Jovane marca como um… leão e o Estrela agradece
Jovane Cabral assume-se como uma das figuras do Estrela da Amadora no presente – capitão de equipa e um dos elementos de maior experiência e mediatismo no plantel, o cabo-verdiano é também um dos elementos em melhor momento de forma.
O extremo de 27 anos assinou o primeiro golo do Estrela ante o Gil Vicente e contribuiu para a conquista de um ponto na caminhada da equipa rumo à manutenção na Liga, desempenhando um papel que há muito não se verificava na sua carreira: além de influente na manobra da equipa, Jovane marcou pela quinta vez na temporada e é, hoje, também um goleador.
Uma faceta que não surpreende Leonel Pontes, que o orientou em 19/20, primeiro quando este orientava os sub-23 do Sporting e, mais tarde, quando assumiu a primeira equipa dos verdes e brancos de forma interina, na transição entre Marcel Keizer e Jorge Silas no comando técnico.
«O Jovane tem várias valências e, até fruto da experiência e maturidade que adquiriu, pode ser um jogador que tenha evoluído e crescido neste contexto de jogo. Portanto, essa pode ser uma boa solução para ele se ele tiver a regularidade do jogo. Jogando mais tempo, ganhando confiança, conhecendo melhor a equipa e os colegas, naturalmente estará melhor preparado para dar resposta às posições que for ocupando no campo», vaticina o treinador, hoje diretor técnico do Shanghai Shenhua, na China.
Jovane Cabral isolou-se como melhor marcador da equipa… entre aqueles que compõem o atual plantel visto que, em termos absolutos, está igualado com Sidny Lopes Cabral, que em janeiro rumou ao Benfica, e está a um golo de alcançar Kikas, que rumou aos belgas do Eupen.
Há muito que o capitão estrelista não marcava assim e nas últimas vezes que marcou tanto ou mais, ainda era… leão. É preciso recuar cinco épocas, até 2020/2021, para encontrar um registo tão produtivo e, neste caso em particular, trata-se inclusivamente da sua melhor marca de carreira (oito golos).
Nessa altura, o internacional cabo-verdiano fez parte do grupo que conduziu o Sporting ao primeiro título de campeão nacional ao fim de 18 temporadas, o primeiro com Rúben Amorim no comando técnico, e contribuiu com cinco golos na Liga, mais dois na Taça da Liga (ambos marcados ao FC Porto, na meia final) e um na Taça de Portugal.
Desde então, Jovane apenas se reencontrou na… Reboleira e o posicionamento sob o comando de João Nuno não será, também, alheio a esse facto – foi já com este técnico que apontou todos os golos e alinha numa posição mais adiantada, no último terço do campo.
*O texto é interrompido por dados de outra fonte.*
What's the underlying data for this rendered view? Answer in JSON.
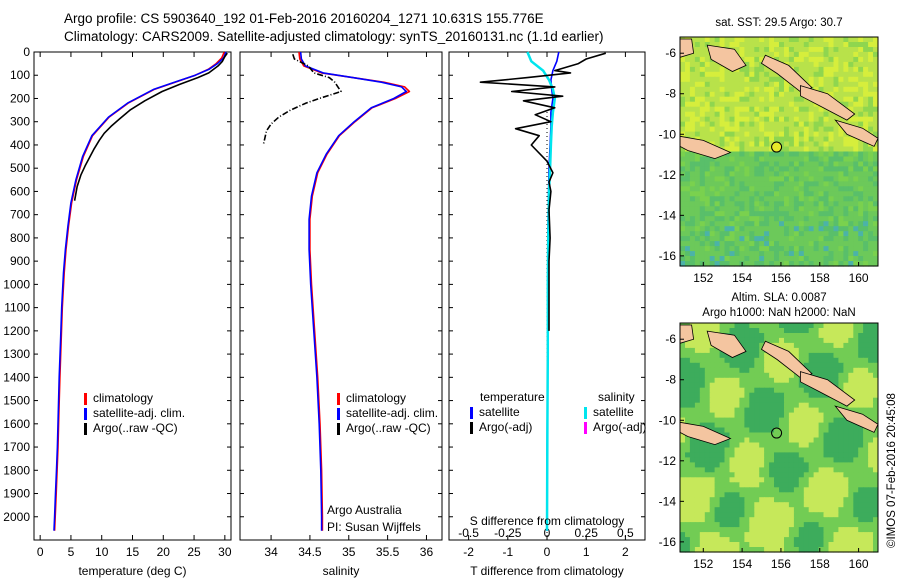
{
  "header": {
    "line1": "Argo profile: CS 5903640_192 01-Feb-2016 20160204_1271 10.631S 155.776E",
    "line2": "Climatology: CARS2009. Satellite-adjusted climatology: synTS_20160131.nc (1.1d earlier)"
  },
  "colors": {
    "climatology": "#ff0000",
    "satellite": "#0000ff",
    "argo": "#000000",
    "sal_satellite": "#00e5ee",
    "sal_argo": "#ff00ff",
    "land": "#f4c5a0"
  },
  "chart_data": [
    {
      "type": "line",
      "xlabel": "temperature (deg C)",
      "ylabel": "",
      "xlim": [
        -1,
        31
      ],
      "ylim": [
        2100,
        0
      ],
      "xticks": [
        0,
        5,
        10,
        15,
        20,
        25,
        30
      ],
      "yticks": [
        0,
        100,
        200,
        300,
        400,
        500,
        600,
        700,
        800,
        900,
        1000,
        1100,
        1200,
        1300,
        1400,
        1500,
        1600,
        1700,
        1800,
        1900,
        2000
      ],
      "legend": {
        "entries": [
          "climatology",
          "satellite-adj. clim.",
          "Argo(..raw -QC)"
        ]
      },
      "series": [
        {
          "name": "climatology",
          "color": "#ff0000",
          "x": [
            29.9,
            29.5,
            28.6,
            27.3,
            25.2,
            22.5,
            18.6,
            14.3,
            11.2,
            8.5,
            7.0,
            5.9,
            5.1,
            4.6,
            4.2,
            3.9,
            3.6,
            3.4,
            3.2,
            3.05,
            2.9,
            2.75,
            2.6,
            2.45,
            2.35
          ],
          "y": [
            0,
            25,
            50,
            75,
            100,
            125,
            160,
            220,
            280,
            360,
            450,
            550,
            650,
            750,
            850,
            950,
            1100,
            1250,
            1400,
            1550,
            1700,
            1800,
            1900,
            2000,
            2060
          ]
        },
        {
          "name": "satellite-adj. clim.",
          "color": "#0000ff",
          "x": [
            30.2,
            29.8,
            28.8,
            27.4,
            25.2,
            22.4,
            18.5,
            14.2,
            11.1,
            8.4,
            6.9,
            5.8,
            5.0,
            4.5,
            4.1,
            3.8,
            3.5,
            3.3,
            3.1,
            2.95,
            2.8,
            2.65,
            2.5,
            2.35,
            2.25
          ],
          "y": [
            0,
            25,
            50,
            75,
            100,
            125,
            160,
            220,
            280,
            360,
            450,
            550,
            650,
            750,
            850,
            950,
            1100,
            1250,
            1400,
            1550,
            1700,
            1800,
            1900,
            2000,
            2060
          ]
        },
        {
          "name": "Argo(..raw -QC)",
          "color": "#000000",
          "x": [
            30.4,
            30.0,
            29.6,
            28.9,
            27.4,
            25.6,
            22.6,
            19.8,
            17.0,
            14.6,
            12.8,
            11.5,
            10.4,
            9.6,
            8.7,
            8.1,
            7.3,
            6.6,
            6.0,
            5.6
          ],
          "y": [
            5,
            20,
            40,
            60,
            90,
            110,
            140,
            170,
            210,
            250,
            290,
            320,
            350,
            380,
            420,
            450,
            490,
            530,
            580,
            640
          ]
        }
      ]
    },
    {
      "type": "line",
      "xlabel": "salinity",
      "xlim": [
        33.6,
        36.2
      ],
      "ylim": [
        2100,
        0
      ],
      "xticks": [
        34,
        34.5,
        35,
        35.5,
        36
      ],
      "legend": {
        "entries": [
          "climatology",
          "satellite-adj. clim.",
          "Argo(..raw -QC)"
        ]
      },
      "annotation": [
        "Argo Australia",
        "PI: Susan Wijffels"
      ],
      "series": [
        {
          "name": "climatology",
          "color": "#ff0000",
          "x": [
            34.36,
            34.37,
            34.42,
            34.65,
            35.05,
            35.45,
            35.72,
            35.78,
            35.6,
            35.3,
            35.08,
            34.88,
            34.72,
            34.6,
            34.53,
            34.5,
            34.5,
            34.52,
            34.56,
            34.6,
            34.63,
            34.65,
            34.66,
            34.66
          ],
          "y": [
            0,
            30,
            60,
            90,
            110,
            130,
            150,
            170,
            200,
            240,
            300,
            360,
            440,
            520,
            620,
            720,
            850,
            1000,
            1200,
            1400,
            1600,
            1800,
            2000,
            2060
          ]
        },
        {
          "name": "satellite-adj. clim.",
          "color": "#0000ff",
          "x": [
            34.38,
            34.39,
            34.44,
            34.67,
            35.05,
            35.42,
            35.68,
            35.74,
            35.58,
            35.29,
            35.07,
            34.87,
            34.71,
            34.59,
            34.52,
            34.49,
            34.49,
            34.51,
            34.55,
            34.59,
            34.62,
            34.64,
            34.65,
            34.65
          ],
          "y": [
            0,
            30,
            60,
            90,
            110,
            130,
            150,
            170,
            200,
            240,
            300,
            360,
            440,
            520,
            620,
            720,
            850,
            1000,
            1200,
            1400,
            1600,
            1800,
            2000,
            2060
          ]
        },
        {
          "name": "Argo(..raw -QC)",
          "color": "#000000",
          "x": [
            34.28,
            34.3,
            34.48,
            34.55,
            34.75,
            34.82,
            34.86,
            34.9,
            34.62,
            34.45,
            34.25,
            34.1,
            34.0,
            33.94,
            33.92,
            33.9
          ],
          "y": [
            10,
            30,
            60,
            90,
            110,
            130,
            150,
            170,
            200,
            220,
            250,
            280,
            310,
            340,
            370,
            400
          ]
        }
      ]
    },
    {
      "type": "line",
      "xlabel": "T difference from climatology",
      "xlabel_top": "S difference from climatology",
      "xlim": [
        -2.5,
        2.5
      ],
      "ylim": [
        2100,
        0
      ],
      "xticks": [
        -2,
        -1,
        0,
        1,
        2
      ],
      "top_tick_labels": [
        "-0.5",
        "-0.25",
        "0",
        "0.25",
        "0.5"
      ],
      "legend": {
        "headers": [
          "temperature",
          "salinity"
        ],
        "entries": [
          "satellite",
          "Argo(-adj)",
          "satellite",
          "Argo(-adj)"
        ]
      },
      "series": [
        {
          "name": "satellite",
          "color": "#0000ff",
          "x": [
            0.3,
            0.25,
            0.15,
            0.1,
            0.12,
            0.15,
            0.1,
            0.1,
            0.08,
            0.05,
            0.04,
            0.03,
            0.02,
            0.02,
            0.02,
            0.02,
            0.01,
            0.0,
            0.0
          ],
          "y": [
            0,
            40,
            80,
            120,
            160,
            200,
            260,
            320,
            400,
            500,
            600,
            700,
            800,
            900,
            1100,
            1300,
            1500,
            1800,
            2060
          ]
        },
        {
          "name": "satellite",
          "color": "#00e5ee",
          "x": [
            -0.5,
            -0.4,
            -0.1,
            0.05,
            0.15,
            0.2,
            0.15,
            0.12,
            0.1,
            0.08,
            0.05,
            0.04,
            0.03,
            0.02,
            0.02,
            0.01,
            0.0
          ],
          "y": [
            0,
            40,
            80,
            120,
            160,
            200,
            260,
            320,
            400,
            500,
            600,
            700,
            800,
            1000,
            1300,
            1600,
            2060
          ]
        },
        {
          "name": "Argo(-adj)",
          "color": "#000000",
          "x": [
            1.5,
            1.0,
            0.8,
            0.2,
            0.6,
            -0.5,
            -1.7,
            0.2,
            -0.9,
            0.4,
            -0.6,
            0.2,
            -0.3,
            0.1,
            -0.8,
            -0.2,
            -0.4,
            0.0,
            0.15,
            0.05,
            0.1,
            0.05,
            0.08,
            0.05,
            0.05,
            0.05,
            0.05
          ],
          "y": [
            5,
            30,
            50,
            80,
            90,
            110,
            130,
            150,
            170,
            190,
            210,
            240,
            270,
            300,
            330,
            360,
            400,
            470,
            520,
            560,
            600,
            680,
            800,
            900,
            1000,
            1100,
            1200
          ]
        }
      ]
    },
    {
      "type": "heatmap",
      "title": "sat. SST: 29.5 Argo: 30.7",
      "xlim": [
        150.8,
        161
      ],
      "ylim": [
        -16.5,
        -5.2
      ],
      "xticks": [
        152,
        154,
        156,
        158,
        160
      ],
      "yticks": [
        -6,
        -8,
        -10,
        -12,
        -14,
        -16
      ],
      "marker": {
        "lon": 155.776,
        "lat": -10.631
      }
    },
    {
      "type": "heatmap",
      "title": [
        "Altim. SLA: 0.0087",
        "Argo h1000: NaN h2000: NaN"
      ],
      "xlim": [
        150.8,
        161
      ],
      "ylim": [
        -16.5,
        -5.2
      ],
      "xticks": [
        152,
        154,
        156,
        158,
        160
      ],
      "yticks": [
        -6,
        -8,
        -10,
        -12,
        -14,
        -16
      ],
      "marker": {
        "lon": 155.776,
        "lat": -10.631
      }
    }
  ],
  "footer": {
    "credit": "©IMOS 07-Feb-2016 20:45:08"
  }
}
No passado domingo, o Estrela apresentou-se sem uma referência ofensiva, formando um trio dinâmico no qual juntou Jovane aos (habitualmente) extremos Abraham Marcus e Ianis Stoica.
Uma opção que, para muitos, terá sido surpreendente, mas que no entender de Leonel Pontes poderá mesmo ter pernas para andar no futuro, considerando mesmo que Jovane poderá desenvolver-se como um interessante falso nove.
«Ele é um jogador rápido na rotação, com espaço é um jogador que progride e pode desequilibrar e depois há o facto de ter uma boa ação técnica de remate, meia distância, movimento dentro da área, pode aparecer de trás para a frente, cria problemas aos centrais e à marcação adversária. Portanto, ele até pode ser um falso 9, que joga um bocadinho mais baixo para poder ganhar os espaços, e de trás para a frente pode aparecer nos espaços vazios para finalizar», antevê, por fim.